Boom year for young penguin population

Penguin Rescue scientist Dr Hiltrun Ratz is thrilled with the number of juveniles moulting this...
Penguin Rescue scientist Dr Hiltrun Ratz is thrilled with the number of juveniles moulting this year at Moeraki. Photos: Hamish MacLean.
After four weeks of fasting, the yellow-eyed penguins, which barely move, are now svelte and...
After four weeks of fasting, the yellow-eyed penguins, which barely move, are now svelte and often surrounded by a pile of feathers.
A juvenile yellow-eyed penguin does not get its distinctive yellow marking until after its first...
A juvenile yellow-eyed penguin does not get its distinctive yellow marking until after its first moult. This bird does not yet have its yellow eyes.

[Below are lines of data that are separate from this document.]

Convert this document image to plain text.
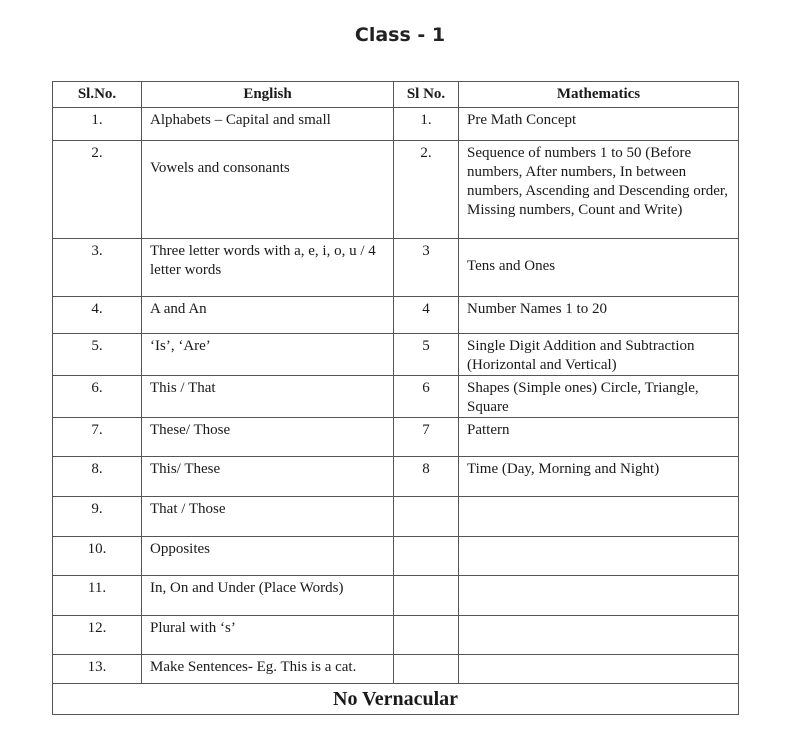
Class - 1
Sl.No.	English	Sl No.	Mathematics
1.	Alphabets – Capital and small	1.	Pre Math Concept
2.	Vowels and consonants	2.	Sequence of numbers 1 to 50 (Before numbers, After numbers, In between numbers, Ascending and Descending order, Missing numbers, Count and Write)
3.	Three letter words with a, e, i, o, u / 4 letter words	3	Tens and Ones
4.	A and An	4	Number Names 1 to 20
5.	‘Is’, ‘Are’	5	Single Digit Addition and Subtraction (Horizontal and Vertical)
6.	This / That	6	Shapes (Simple ones) Circle, Triangle, Square
7.	These/ Those	7	Pattern
8.	This/ These	8	Time (Day, Morning and Night)
9.	That / Those		
10.	Opposites		
11.	In, On and Under (Place Words)		
12.	Plural with ‘s’		
13.	Make Sentences- Eg. This is a cat.		
No Vernacular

Mainland New Zealand’s yellow-eyed penguin populations are in decline, but Moeraki’s Penguin Rescue has experienced a boom year, Hamish MacLean reports.

Penguin Rescue volunteers are "thrilled" with the success of juvenile yellow-eyed penguins at Moeraki this year.

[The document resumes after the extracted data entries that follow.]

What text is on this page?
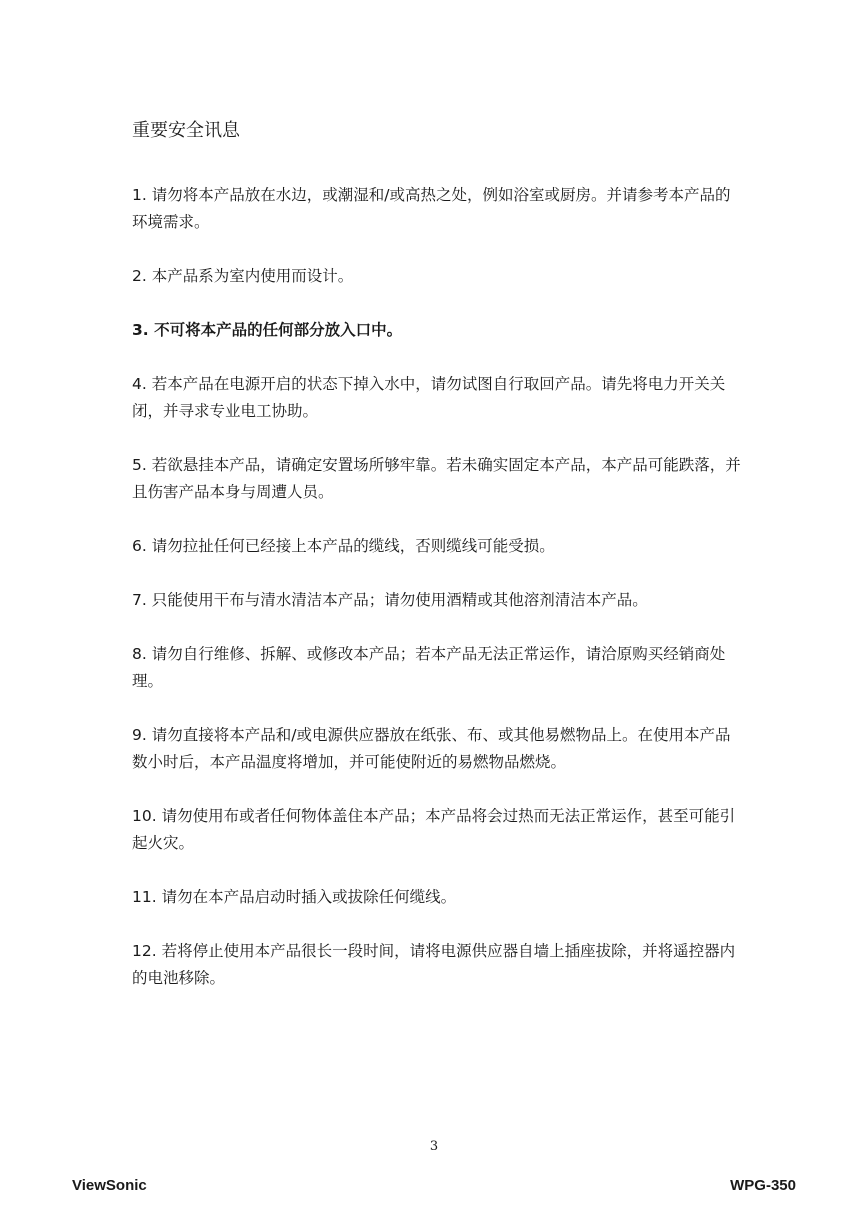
重要安全讯息
1. 请勿将本产品放在水边，或潮湿和/或高热之处，例如浴室或厨房。并请参考本产品的环境需求。
2. 本产品系为室内使用而设计。
3. 不可将本产品的任何部分放入口中。
4. 若本产品在电源开启的状态下掉入水中，请勿试图自行取回产品。请先将电力开关关闭，并寻求专业电工协助。
5. 若欲悬挂本产品，请确定安置场所够牢靠。若未确实固定本产品，本产品可能跌落，并且伤害产品本身与周遭人员。
6. 请勿拉扯任何已经接上本产品的缆线，否则缆线可能受损。
7. 只能使用干布与清水清洁本产品；请勿使用酒精或其他溶剂清洁本产品。
8. 请勿自行维修、拆解、或修改本产品；若本产品无法正常运作，请洽原购买经销商处理。
9. 请勿直接将本产品和/或电源供应器放在纸张、布、或其他易燃物品上。在使用本产品数小时后，本产品温度将增加，并可能使附近的易燃物品燃烧。
10. 请勿使用布或者任何物体盖住本产品；本产品将会过热而无法正常运作，甚至可能引起火灾。
11. 请勿在本产品启动时插入或拔除任何缆线。
12. 若将停止使用本产品很长一段时间，请将电源供应器自墙上插座拔除，并将遥控器内的电池移除。
3
ViewSonic	WPG-350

At Moeraki Peninsula, 45 juvenile yellow-eyed penguins are going through their first moult.

The one-year-old penguins passed their first test after leaving the nest as a chick last summer — they had learned how to fish — and now presented the possibility of increased nest numbers in the area, Penguin Rescue scientist Dr Chris Lalas said.

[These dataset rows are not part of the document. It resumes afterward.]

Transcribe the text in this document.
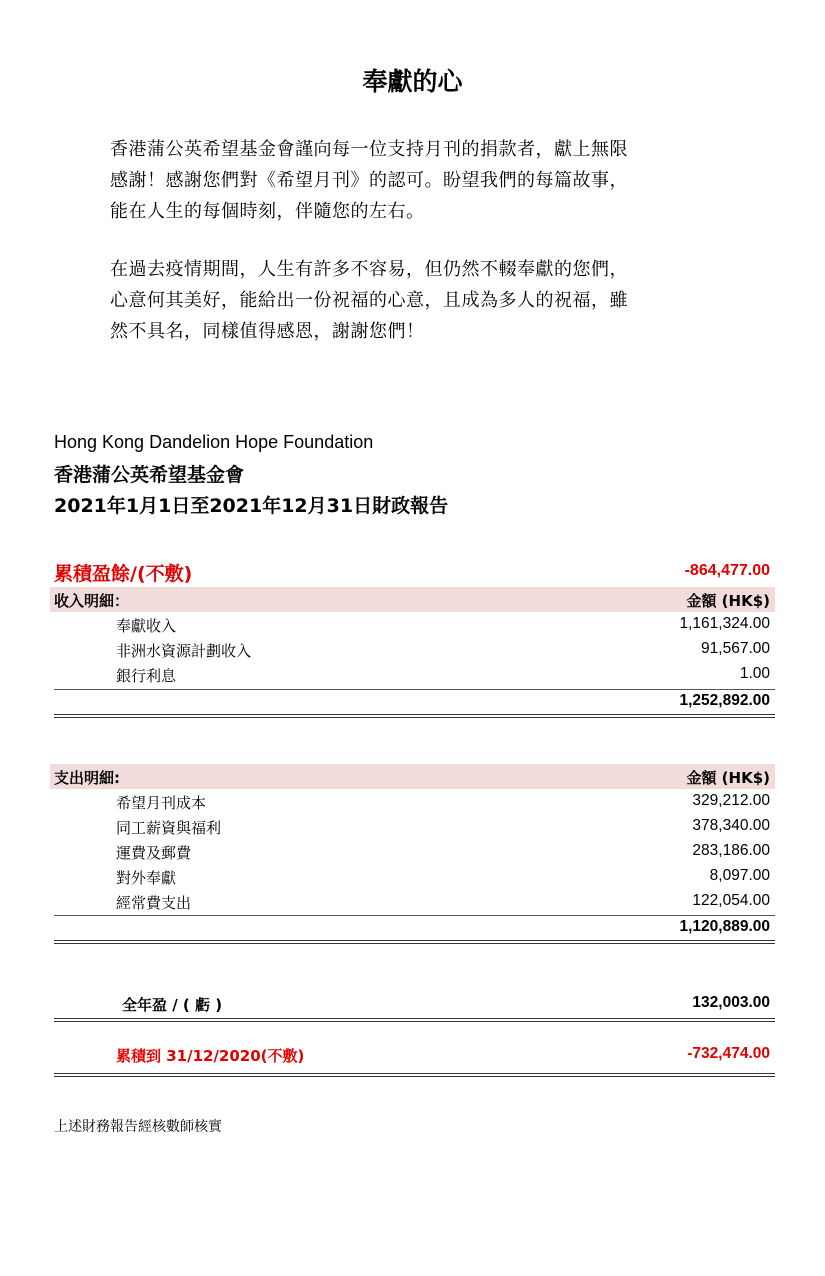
奉獻的心
香港蒲公英希望基金會謹向每一位支持月刊的捐款者，獻上無限
感謝！感謝您們對《希望月刊》的認可。盼望我們的每篇故事，
能在人生的每個時刻，伴隨您的左右。
在過去疫情期間，人生有許多不容易，但仍然不輟奉獻的您們，
心意何其美好，能給出一份祝福的心意，且成為多人的祝福，雖
然不具名，同樣值得感恩，謝謝您們！
Hong Kong Dandelion Hope Foundation
香港蒲公英希望基金會
2021年1月1日至2021年12月31日財政報告
累積盈餘/(不敷)	-864,477.00
收入明細：	金額 (HK$)
奉獻收入	1,161,324.00
非洲水資源計劃收入	91,567.00
銀行利息	1.00
1,252,892.00
支出明細:	金額 (HK$)
希望月刊成本	329,212.00
同工薪資與福利	378,340.00
運費及郵費	283,186.00
對外奉獻	8,097.00
經常費支出	122,054.00
1,120,889.00
全年盈 / ( 虧 )	132,003.00
累積到 31/12/2020(不敷)	-732,474.00
上述財務報告經核數師核實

"It’s booming, it’s great,’’ Dr Lalas said.

"It’s been a great survival rate.

"I can hypothesise [why it was a successful year] but there is no reason to — you just need ‘there are good years and bad years’. We’ve just had two really bad years in a row and now we’ve got a really, really good year. We’re not just talking about above average and below average, we’re talking about two years of [next to] zero and now a year that is just spectacular."

Two years ago, no juveniles returned to the colony. Last year, only four returned, only two of which began breeding this year. The two juveniles that had become breeding females had both been rehabilitated at Penguin Rescue.

Penguin Rescue manager Rosalie Goldsworthy said the successful year was not simply a result of "good luck", but was due to "plenty of fish" at sea, and a lot of hard work.

"You’ve got to set the stage," Mrs Goldsworthy said "Because we don’t know when the good years will be."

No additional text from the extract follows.